Philosophy, to me, has two components:
  a) The 'thing' that drives the desire to philosophize [the
  activity]
  b) The subculture of Philosophy which has grown around this
  'thing'.

  The thing that drives the desire is present in the youngest of
  verbal children and even before that, in readable body language
  cues and such.

  A moment of confusion. A "Why?" - a baby's cry - it doesn't take
  rocket science to interpret such things.

  How to explain without words? Showing.

  I don't think there's much that can't be explained at some level
  all the way down to even pre-verbal children in _some_ basic
  form.

  How would you codify quantum physics? Do a magic trick that
  breaks something up into parts, then make those parts disappear
  that used to be there, then bring them back together again.
  Atomism is explained through the breaking apart and quantum
  physics into the disappearing act and re-emergence act.

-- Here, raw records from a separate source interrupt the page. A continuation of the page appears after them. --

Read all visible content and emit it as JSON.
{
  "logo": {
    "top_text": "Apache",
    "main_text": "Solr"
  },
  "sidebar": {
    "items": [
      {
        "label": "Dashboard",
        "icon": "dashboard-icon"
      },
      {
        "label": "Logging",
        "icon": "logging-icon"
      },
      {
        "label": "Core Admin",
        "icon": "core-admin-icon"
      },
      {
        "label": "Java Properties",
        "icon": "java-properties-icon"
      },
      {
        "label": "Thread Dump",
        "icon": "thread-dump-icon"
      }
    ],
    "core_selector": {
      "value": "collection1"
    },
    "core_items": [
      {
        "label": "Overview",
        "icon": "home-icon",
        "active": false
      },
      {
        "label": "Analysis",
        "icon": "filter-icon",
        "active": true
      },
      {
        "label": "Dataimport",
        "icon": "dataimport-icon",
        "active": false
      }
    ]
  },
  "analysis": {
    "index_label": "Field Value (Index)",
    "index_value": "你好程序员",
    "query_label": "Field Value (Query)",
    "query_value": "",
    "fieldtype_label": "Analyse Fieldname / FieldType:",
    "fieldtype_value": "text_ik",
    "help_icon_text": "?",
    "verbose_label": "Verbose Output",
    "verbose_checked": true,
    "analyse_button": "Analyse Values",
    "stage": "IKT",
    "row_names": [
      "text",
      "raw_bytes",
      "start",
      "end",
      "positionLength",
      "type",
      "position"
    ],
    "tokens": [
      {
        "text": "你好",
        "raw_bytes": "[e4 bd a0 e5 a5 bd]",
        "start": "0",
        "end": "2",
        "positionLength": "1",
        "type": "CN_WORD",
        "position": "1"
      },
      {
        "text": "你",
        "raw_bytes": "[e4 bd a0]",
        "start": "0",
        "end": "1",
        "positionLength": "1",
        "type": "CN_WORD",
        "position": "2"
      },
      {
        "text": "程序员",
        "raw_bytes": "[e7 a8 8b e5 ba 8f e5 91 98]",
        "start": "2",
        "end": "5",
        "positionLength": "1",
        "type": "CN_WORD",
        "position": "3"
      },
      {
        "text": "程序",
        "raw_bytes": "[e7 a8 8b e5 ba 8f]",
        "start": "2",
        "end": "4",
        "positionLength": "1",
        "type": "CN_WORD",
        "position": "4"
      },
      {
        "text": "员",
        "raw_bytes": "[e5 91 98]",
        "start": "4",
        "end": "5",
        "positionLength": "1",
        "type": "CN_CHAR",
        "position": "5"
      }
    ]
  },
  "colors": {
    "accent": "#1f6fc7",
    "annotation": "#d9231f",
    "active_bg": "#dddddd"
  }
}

  Baby laughs Baby who understands things are "supposed to" remain
  when they go away (object permanence is learned around 6 months
  of age) finds it absurd that they disappeared and reappeared.

  Likewise, the "ooh spooky uncertainty principle" - "how absurd".

  The 'gist' of the concept is the same.

  Same thing can be done with Philosophy. The driving force of
  Philosophy can be fed even when someone isn't into the present
  way the academic philosopher narrative takes place.